神前結婚式

 神前結婚式の歴史は浅く、明治三十三年の大正天皇の御成婚の儀から普及したものです。神社での挙式はごく一部で、多くは式場に備えつけの仮神殿で行われています。
 式次第は式場によってやや変わりますが、係員から説明がありますから、指示に従えば大丈夫です。三十分前後ほどかかります。

【式次第】
・入場
 定刻に係員が迎えに来ます。両家はそれぞれ新郎新婦を先頭に、両親、家族、親族の順で並び、係員の先導で入場し、着席します。

・修祓(しゅうばつ)
 一同が着席すると雅楽が奏され、斎主(さいしゅ)、斎員が入場します。斎主とは式を司る神職のことで、斎員はその補佐をする神職で、巫女(みこ)があたります。
 儀(式の進行係)が開式を告げ、続いて斎主が修祓(おはらい)により一同を清めます。一同は頭を少しさげるようにして修祓を受けます。

・献餞(けんせん)
 献餞とは神に供え物をすることです。酒、塩、水、果物、稲などを供えますが、器の口を開くといった動作で象徴するにとどめる場合もあります。

・ 祝詞(のりと)
 奏上 斎主が神に二人の結婚を報告し、幸せを祈ります。一同は典儀の指示で起立し、頭を軽くさげて祝詞を聞きます。

・三献(さんこん)の儀
 三三九度ともよぶ夫婦のちぎりを結ぶ杯事(さかずきごと)です。新郎新婦のいずれから飲み始めるかは、式場によって異なります。巫女から杯を受け取り、酒をついでもらったら、二度口につけ、三度目で飲み干します。これを新郎新婦で交互に三度、一献二献三献で合わせて九度繰り返します。お酒を飲めない場合は口をつけるだけでかまいません。

[新郎から始める場合の順序]
小杯 新郎→新婦→新郎
中杯 新婦→新郎→新婦
大杯 新郎→新婦→新郎

・誓詞(せいし)奏上
 新郎新婦は神前に進み出て、結婚の誓いを読み上げます。新郎が音読し、新婦は自分の名前をつけ加えるのが一般的です。誓詞は式場に用意されています。

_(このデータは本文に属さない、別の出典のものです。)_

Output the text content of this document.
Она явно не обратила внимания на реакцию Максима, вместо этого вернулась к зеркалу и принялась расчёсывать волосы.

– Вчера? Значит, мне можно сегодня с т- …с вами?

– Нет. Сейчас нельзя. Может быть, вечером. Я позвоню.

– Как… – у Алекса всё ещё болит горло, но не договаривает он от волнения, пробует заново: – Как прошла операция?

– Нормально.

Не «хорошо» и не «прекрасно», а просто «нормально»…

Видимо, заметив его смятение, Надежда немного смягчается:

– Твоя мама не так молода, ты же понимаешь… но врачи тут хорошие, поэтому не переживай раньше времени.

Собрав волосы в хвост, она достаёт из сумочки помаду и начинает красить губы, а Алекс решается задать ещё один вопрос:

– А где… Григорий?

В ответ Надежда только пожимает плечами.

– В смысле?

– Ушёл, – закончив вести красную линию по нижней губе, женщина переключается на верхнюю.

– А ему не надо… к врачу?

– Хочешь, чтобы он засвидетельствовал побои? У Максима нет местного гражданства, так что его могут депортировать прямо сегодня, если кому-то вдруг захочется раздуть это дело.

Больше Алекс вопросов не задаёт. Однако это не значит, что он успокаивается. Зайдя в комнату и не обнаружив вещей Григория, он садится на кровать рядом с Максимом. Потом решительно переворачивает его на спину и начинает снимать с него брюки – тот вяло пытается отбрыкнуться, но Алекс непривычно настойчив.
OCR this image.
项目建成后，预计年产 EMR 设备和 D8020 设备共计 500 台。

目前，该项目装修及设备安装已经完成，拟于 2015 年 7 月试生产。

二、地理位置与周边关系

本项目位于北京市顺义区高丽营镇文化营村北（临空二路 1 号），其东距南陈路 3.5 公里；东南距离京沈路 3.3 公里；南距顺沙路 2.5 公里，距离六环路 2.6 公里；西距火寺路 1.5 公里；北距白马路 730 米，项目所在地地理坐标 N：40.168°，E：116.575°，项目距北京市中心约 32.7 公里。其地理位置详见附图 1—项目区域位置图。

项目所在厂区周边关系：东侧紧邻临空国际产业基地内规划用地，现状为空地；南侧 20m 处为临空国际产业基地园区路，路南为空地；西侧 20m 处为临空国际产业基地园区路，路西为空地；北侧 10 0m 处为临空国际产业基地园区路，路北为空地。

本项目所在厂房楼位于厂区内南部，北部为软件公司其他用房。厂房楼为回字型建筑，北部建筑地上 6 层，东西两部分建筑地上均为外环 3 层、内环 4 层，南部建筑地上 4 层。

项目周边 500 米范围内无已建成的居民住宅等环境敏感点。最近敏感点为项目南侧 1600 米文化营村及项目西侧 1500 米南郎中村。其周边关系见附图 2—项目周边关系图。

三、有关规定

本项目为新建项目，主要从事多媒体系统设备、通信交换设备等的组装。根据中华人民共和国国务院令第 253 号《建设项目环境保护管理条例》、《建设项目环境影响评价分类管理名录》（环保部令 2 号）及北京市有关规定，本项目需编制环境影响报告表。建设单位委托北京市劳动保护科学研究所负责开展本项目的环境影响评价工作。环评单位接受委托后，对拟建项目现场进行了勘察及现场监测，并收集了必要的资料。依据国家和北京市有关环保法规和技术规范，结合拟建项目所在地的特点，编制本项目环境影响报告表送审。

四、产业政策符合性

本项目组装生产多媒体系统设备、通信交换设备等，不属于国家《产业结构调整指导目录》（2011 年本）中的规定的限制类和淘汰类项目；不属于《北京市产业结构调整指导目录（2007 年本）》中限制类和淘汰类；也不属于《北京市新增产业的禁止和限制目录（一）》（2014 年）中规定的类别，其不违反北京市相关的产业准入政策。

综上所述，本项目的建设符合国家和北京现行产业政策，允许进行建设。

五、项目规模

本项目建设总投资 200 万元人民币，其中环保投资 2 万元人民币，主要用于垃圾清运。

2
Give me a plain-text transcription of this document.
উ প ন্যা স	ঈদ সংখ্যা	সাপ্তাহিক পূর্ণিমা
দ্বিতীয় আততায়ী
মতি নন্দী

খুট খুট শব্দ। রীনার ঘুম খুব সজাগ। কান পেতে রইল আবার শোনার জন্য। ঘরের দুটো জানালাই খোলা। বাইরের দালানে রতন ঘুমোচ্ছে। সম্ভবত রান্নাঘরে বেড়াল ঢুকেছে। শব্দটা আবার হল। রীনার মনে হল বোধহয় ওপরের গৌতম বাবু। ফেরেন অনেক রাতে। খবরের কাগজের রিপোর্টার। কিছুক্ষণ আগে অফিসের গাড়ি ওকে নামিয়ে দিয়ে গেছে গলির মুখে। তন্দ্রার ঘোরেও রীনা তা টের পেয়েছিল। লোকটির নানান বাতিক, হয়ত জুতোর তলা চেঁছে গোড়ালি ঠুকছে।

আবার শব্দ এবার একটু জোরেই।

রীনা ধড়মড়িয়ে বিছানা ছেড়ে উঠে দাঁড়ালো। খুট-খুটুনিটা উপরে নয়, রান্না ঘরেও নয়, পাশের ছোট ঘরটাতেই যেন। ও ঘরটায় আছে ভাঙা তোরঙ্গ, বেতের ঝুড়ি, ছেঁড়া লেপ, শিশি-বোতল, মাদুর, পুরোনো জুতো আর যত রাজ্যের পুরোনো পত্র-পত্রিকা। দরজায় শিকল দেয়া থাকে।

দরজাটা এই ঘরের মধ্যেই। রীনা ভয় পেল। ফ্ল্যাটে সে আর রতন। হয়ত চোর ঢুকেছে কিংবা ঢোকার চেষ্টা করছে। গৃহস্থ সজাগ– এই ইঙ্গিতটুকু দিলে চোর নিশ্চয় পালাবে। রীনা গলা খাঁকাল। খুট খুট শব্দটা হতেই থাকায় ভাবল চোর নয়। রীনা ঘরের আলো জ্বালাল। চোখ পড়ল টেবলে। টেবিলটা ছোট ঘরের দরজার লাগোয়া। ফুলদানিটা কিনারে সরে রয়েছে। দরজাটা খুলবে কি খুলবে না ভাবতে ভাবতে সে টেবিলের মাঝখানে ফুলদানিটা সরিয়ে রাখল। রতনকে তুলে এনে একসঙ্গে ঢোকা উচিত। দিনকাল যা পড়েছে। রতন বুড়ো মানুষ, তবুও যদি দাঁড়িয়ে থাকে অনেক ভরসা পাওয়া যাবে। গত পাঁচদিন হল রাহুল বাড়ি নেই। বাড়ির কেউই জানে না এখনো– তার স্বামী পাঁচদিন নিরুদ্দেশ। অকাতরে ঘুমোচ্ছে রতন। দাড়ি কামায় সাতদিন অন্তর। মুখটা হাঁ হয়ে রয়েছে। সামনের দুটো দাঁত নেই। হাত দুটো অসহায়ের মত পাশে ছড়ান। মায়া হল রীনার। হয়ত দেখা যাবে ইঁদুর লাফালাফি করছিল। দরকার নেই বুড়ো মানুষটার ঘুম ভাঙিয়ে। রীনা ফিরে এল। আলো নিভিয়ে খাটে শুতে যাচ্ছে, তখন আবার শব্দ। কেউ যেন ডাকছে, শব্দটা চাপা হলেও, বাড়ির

読み終わったら誓詞を玉串案の上に置き、顔を合わせるように内回りにまわって席に戻ります。

・指輪交換
 交換のしかたはキリスト教式と同じです。

・玉串奉奠(たまぐしほうてん)
 半紙で作った紙垂(しで)を榊につけた玉串を神に供えます。玉串を受け取ったら神前に進み、玉串の向きを変えた後、案に供え、一歩さがって二拝二拍手一拝の後、内回りで席にもどります。新郎新婦のあとは両家代表(新郎新婦の父親)がつづきます。

・親族盃の儀
 一同に神酒がつがれたら起立して三回に分けて飲み干し、親族のちぎりを固めます。

・斎主退場・一同退場
 斎主が再び祝詞をあげ、供物をさげ(撤餞(てっせん))た後、一同拝礼して式を終わります。
 退場は斎主、斎員、一同の順です。
 *式場によっては退場の前に親族紹介をすることがあります。